Robert Tisserand schaltete sich auch dieses Mal ein und wies darauf hin, dass bei der ursprünglichen Arbeit von 2007 Kunststoffplatten verwendet worden waren (96-Well Plates), die Bisphenole und Phthalate enthalten. Brustkrebs-Zellkulturen (MCF-7) wurden auf diesen Platten mit ätherischen Ölen in Kontakt gebracht. Bisphenole und Phthalate sind – wie vorher erwähnt – bekannte endokrine Disruptoren und können somit zu dem zweifelhaften Ergebnis geführt haben. Die Weichmacher im Labormaterial wurden vermutlich durch die Verwendung von nicht oder wenig verdünnten ätherischen Ölen aus den Kunststoffmaterialien freigesetzt. So kam es zur behaupteten negativen Wirkung in den Zellkulturen – auch in den neueren Experimenten.
Der relativierende Satz in der Studie „Our society deems essential oils as safe” („Unser Verband stuft ätherische Öle als sicher ein.“) wurde in Pressemeldungen und sozialen Medien nicht erwähnt.
Inzwischen erschien eine Studie an 106 gesunden dänischen Jungen (2015), wodurch die alte Annahme, dass Gynäkomastie die Folge eines gestörten Verhältnisses zwischen Östrogenen und Testosteron sei, widerlegt wurde. Vielmehr zeigt diese Arbeit, dass IGF-1, ein insulinähnliches Hormon, bei diesem als extrem peinlich empfundenen Beschwerdebild eine wesentliche Rolle spielt.
Also nicht nur die heute übliche Belastung des Körpers mit östrogenartigen Substanzen ist am „Männerbusen“ schuld, sondern höchstwahrscheinlich auch eine stark kohlenhydratlastige Ernährung (Mieritz & al 2015). Eine mehr oder weniger ausgeprägte Gynäkomastie kann (je nach Quelle) bei bis zur Hälfte der heranwachsenden männlichen Kinder beobachtet werden, insbesondere bei solchen, die relativ jung relativ hochgewachsen sind. Sie entwickelt sich meist im Laufe der Pubertät zurück.

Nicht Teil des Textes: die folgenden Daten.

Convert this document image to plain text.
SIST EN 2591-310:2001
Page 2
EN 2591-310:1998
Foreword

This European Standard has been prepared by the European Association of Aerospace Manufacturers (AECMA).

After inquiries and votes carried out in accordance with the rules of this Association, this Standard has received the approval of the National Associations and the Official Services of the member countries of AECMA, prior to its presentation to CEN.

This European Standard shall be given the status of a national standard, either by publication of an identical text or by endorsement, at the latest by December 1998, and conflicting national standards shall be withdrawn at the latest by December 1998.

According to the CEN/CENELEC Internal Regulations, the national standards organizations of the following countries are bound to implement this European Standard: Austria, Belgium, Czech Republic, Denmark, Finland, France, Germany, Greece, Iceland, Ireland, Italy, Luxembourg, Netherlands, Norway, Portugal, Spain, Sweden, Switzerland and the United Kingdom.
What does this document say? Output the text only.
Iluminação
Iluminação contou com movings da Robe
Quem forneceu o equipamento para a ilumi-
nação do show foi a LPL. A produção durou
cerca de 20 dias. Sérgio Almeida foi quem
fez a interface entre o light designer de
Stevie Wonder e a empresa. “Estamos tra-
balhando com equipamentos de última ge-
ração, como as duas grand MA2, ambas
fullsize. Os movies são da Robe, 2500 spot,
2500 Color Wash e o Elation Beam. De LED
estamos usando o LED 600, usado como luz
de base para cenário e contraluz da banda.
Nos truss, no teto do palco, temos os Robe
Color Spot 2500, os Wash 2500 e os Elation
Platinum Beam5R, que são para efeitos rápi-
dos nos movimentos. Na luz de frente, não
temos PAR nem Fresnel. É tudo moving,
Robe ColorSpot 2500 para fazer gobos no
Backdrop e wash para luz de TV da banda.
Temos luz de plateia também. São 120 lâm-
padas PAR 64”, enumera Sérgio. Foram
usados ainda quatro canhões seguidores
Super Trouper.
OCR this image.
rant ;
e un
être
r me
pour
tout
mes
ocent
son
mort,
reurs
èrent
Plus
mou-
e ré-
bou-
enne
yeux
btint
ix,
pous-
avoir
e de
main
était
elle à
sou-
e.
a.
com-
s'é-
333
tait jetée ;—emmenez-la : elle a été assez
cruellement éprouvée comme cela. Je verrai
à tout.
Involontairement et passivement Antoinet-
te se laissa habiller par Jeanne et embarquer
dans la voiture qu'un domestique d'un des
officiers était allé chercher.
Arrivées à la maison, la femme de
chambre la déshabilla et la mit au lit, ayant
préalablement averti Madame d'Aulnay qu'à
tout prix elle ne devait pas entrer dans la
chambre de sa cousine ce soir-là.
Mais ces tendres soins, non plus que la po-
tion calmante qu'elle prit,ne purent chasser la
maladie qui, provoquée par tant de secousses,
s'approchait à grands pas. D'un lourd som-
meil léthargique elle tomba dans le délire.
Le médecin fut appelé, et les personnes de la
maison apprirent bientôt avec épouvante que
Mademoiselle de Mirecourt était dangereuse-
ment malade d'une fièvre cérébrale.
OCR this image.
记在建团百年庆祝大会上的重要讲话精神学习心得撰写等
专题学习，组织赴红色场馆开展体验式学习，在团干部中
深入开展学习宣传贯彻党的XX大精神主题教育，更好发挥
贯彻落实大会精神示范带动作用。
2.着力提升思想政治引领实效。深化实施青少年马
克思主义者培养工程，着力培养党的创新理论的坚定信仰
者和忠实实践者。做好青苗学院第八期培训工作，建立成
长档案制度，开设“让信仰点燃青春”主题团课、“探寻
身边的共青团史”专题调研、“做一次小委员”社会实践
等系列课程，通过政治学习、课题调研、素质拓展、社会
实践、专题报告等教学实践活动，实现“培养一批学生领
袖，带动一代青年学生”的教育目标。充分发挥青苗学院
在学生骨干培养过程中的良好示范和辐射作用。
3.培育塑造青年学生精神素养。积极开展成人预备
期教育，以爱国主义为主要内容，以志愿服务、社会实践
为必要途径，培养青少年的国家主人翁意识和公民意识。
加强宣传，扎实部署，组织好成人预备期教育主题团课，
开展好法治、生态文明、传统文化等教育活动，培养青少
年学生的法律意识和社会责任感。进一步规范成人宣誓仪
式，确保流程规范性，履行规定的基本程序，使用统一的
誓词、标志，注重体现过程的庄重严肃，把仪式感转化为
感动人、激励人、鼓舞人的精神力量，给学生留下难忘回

Dennoch ist es nie verkehrt, sich bei der Anwendung von ätherischen Ölen an die bewährten und sicheren Verdünnungsempfehlungen von unter 3 Prozent zu halten (siehe Seite xx > Dosierung). Zudem kann nicht oft genug gesagt werden: Verwenden Sie NATURKOSMETIK! Mittlerweile ist sie für jedermann und jederfrau erschwinglich in fast jedem Drogeriemarkt erhältlich. Für einen ausgeglichenen Hormonhaushalt, für gesündere Haut und für eine gesündere Welt.